My own acquaintance with the four SIM metropolitan sanghas suggests that quite a few people make this assumption, and act it out in sporadic and dwindling attendance. And I wonder how well these individuals’ dharma practice is actually developing.
Non-virtual attendance on practice nights dwindles while each sangha’s email distribution list grows ever longer. Even when we don’t come, we like to ‘stay in touch’, apparently. But that’s no substitute for meeting with supportive friends and sharing vital experiences and insights on a regular basis. For those who do come, the habitual absence of established spiritual friends can make a practice evening quite a dispiriting affair.
Of course we have a long list of reasons for absence at our fingertips, starting with the traffic, the parking, the demands of work life, the kids, the ever-intensifying time-poverty of city-dwellers, and so on. A moment’s reflection, though, may scupper these reasons. Previous generations managed to get to their civic, religious, adult-ed and other after-hours meetings in large numbers – but still worked, shouldered domestic responsibilities, and often had to get around without cars and developed public transport, to say nothing of magic carpets.

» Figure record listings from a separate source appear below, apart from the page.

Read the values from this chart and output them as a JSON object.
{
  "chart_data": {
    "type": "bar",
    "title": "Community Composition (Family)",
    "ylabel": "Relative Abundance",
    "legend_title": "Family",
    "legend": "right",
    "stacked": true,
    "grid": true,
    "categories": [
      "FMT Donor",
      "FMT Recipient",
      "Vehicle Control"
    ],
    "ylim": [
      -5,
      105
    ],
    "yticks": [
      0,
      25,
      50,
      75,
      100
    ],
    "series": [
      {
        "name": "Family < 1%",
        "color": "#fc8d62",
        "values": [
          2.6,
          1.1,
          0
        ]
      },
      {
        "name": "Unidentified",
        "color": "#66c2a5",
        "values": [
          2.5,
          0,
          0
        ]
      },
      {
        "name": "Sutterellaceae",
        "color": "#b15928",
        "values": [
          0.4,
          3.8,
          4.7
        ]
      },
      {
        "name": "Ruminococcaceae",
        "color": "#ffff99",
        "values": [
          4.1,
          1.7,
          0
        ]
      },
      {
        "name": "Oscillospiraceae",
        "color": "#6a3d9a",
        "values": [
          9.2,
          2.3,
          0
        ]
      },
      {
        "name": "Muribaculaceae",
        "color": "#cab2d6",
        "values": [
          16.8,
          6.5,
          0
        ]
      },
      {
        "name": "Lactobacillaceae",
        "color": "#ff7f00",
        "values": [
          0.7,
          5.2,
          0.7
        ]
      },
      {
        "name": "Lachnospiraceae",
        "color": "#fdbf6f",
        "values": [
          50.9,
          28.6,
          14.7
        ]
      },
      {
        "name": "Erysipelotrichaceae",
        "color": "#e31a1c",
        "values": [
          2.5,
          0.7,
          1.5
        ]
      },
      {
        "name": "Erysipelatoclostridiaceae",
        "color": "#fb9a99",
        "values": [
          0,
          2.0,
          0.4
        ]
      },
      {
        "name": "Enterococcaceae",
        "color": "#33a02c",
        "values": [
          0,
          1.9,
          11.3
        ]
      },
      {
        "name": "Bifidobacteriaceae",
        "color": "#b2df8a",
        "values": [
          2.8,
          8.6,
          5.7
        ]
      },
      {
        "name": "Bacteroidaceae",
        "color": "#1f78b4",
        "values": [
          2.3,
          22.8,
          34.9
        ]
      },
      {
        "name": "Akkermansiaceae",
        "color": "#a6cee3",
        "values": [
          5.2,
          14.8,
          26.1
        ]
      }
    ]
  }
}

Among its other benefits, the dharma blesses us with a sceptical – and often critical – eye on unhelpful truisms and trends in our culture. Perhaps this culture-critical eye needs to focus on the patchy attendance that seems to have become the besetting sin of our metropolitan sanghas. For me the story starts with an insight from the Canadian philosopher Charles Taylor in his book, A secular age. He discerns a gradual cultural shift, beginning in the 1960s, from ‘the age of mobilisation’ to ‘the age of authenticity’.
In the former, people rose from the couch to support with hand and brain communal activities that they saw as significant to them. They did so out of a sense of solidarity and without being too fussed about this or that group’s not offering an exact fit with their own outlook. In contrast, ‘the age of authenticity’ has intensified individualism (shading into narcissism) that renders just about all communal commitments ‘inauthentic’, and undermines all forms of solidarity. In the grip of this ‘narcissism of small differences’ (as Freud called it), we concoct private spiritualities and religions just for Me, ones which exempt us from ever leaving the couch (except when we need to reconnect the laptop to its charger).

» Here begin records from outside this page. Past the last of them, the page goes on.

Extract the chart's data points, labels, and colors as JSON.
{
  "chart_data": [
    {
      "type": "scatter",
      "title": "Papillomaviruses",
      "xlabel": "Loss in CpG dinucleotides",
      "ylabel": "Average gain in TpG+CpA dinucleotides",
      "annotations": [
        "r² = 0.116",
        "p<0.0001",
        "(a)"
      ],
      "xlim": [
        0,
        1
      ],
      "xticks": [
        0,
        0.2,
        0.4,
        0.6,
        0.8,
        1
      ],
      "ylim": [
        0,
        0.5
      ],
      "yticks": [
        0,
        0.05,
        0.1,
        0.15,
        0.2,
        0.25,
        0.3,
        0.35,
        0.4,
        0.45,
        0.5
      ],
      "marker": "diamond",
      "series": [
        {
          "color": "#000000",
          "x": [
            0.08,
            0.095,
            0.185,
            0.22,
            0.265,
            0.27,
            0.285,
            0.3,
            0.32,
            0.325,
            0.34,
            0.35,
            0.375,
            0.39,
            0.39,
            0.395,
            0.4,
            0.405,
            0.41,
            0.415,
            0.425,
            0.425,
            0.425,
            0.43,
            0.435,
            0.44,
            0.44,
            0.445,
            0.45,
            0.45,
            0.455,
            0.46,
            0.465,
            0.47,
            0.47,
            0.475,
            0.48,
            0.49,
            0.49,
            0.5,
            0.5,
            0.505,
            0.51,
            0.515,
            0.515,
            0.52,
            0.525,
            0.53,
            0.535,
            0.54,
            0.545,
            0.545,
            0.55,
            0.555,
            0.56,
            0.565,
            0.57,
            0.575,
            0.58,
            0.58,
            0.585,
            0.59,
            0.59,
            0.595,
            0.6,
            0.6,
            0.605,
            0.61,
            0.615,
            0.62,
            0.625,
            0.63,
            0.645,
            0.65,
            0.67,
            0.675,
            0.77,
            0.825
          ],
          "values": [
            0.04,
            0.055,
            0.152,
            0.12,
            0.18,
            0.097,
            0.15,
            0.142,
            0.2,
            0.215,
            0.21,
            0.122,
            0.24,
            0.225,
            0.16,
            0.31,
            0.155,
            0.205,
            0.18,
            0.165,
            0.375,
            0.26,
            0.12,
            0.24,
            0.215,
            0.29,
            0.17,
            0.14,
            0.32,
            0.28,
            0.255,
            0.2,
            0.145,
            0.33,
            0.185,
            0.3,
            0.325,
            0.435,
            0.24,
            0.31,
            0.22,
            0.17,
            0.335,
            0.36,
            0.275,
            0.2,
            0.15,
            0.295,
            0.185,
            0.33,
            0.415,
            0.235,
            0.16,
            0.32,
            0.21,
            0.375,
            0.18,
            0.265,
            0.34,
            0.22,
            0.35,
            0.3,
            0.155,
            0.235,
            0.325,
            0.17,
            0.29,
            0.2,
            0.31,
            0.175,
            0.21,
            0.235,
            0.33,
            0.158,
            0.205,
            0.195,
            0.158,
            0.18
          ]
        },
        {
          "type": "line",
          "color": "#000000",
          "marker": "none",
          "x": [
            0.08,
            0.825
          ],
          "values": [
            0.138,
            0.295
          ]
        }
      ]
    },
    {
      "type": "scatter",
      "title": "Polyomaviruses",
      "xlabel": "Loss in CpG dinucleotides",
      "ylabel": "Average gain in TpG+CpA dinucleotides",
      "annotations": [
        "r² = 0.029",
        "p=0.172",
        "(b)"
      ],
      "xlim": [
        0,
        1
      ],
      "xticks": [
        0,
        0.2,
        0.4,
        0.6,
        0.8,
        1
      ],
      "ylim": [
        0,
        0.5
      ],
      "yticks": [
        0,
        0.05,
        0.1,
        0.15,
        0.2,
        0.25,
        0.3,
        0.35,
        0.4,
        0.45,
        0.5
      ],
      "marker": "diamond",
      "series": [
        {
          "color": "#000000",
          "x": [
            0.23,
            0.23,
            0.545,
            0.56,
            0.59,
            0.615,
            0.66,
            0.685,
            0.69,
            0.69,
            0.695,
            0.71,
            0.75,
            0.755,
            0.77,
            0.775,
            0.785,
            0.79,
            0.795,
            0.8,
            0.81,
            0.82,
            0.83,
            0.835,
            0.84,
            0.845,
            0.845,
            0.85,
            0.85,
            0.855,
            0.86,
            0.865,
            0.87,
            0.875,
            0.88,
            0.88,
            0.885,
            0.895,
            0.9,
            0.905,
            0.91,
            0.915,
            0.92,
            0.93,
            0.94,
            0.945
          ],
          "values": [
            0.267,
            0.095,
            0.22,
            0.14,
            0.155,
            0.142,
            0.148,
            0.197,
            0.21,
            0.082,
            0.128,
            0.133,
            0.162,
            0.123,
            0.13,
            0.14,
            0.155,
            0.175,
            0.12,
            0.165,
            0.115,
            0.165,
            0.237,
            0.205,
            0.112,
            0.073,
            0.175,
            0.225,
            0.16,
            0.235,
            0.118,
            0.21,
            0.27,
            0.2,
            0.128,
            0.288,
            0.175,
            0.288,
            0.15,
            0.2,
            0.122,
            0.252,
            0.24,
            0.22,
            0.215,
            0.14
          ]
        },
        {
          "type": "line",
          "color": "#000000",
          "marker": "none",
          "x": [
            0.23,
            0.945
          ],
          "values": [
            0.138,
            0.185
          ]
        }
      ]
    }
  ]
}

To make matters worse, neoliberal pop-economics masquerading as Common Sense has hijacked our culture. If your time isn’t over-committed then you’re a loser. And if we’re to make the effort to leave the laptop, the couch and the house tonight to go to sangha, what marginal advantage will it offer over updating our Facebook status report and then watching the latest episode of this month’s must-view on Netflix? (Yes, of course today’s ‘connectivity’ is implicated, but how often do we take account of the egregious disconnects it implies for our embodied lives and spiritual development?)
Finally, we need to resist the delusion of consumer-think. A sangha doesn’t exist separate from the people who actively participate in it – it’s not like the local bus service which remains there for us whether we choose to use it or not. If a sufficient number of us fall for the delusion, our sanghas will die. Because our sanghas are us.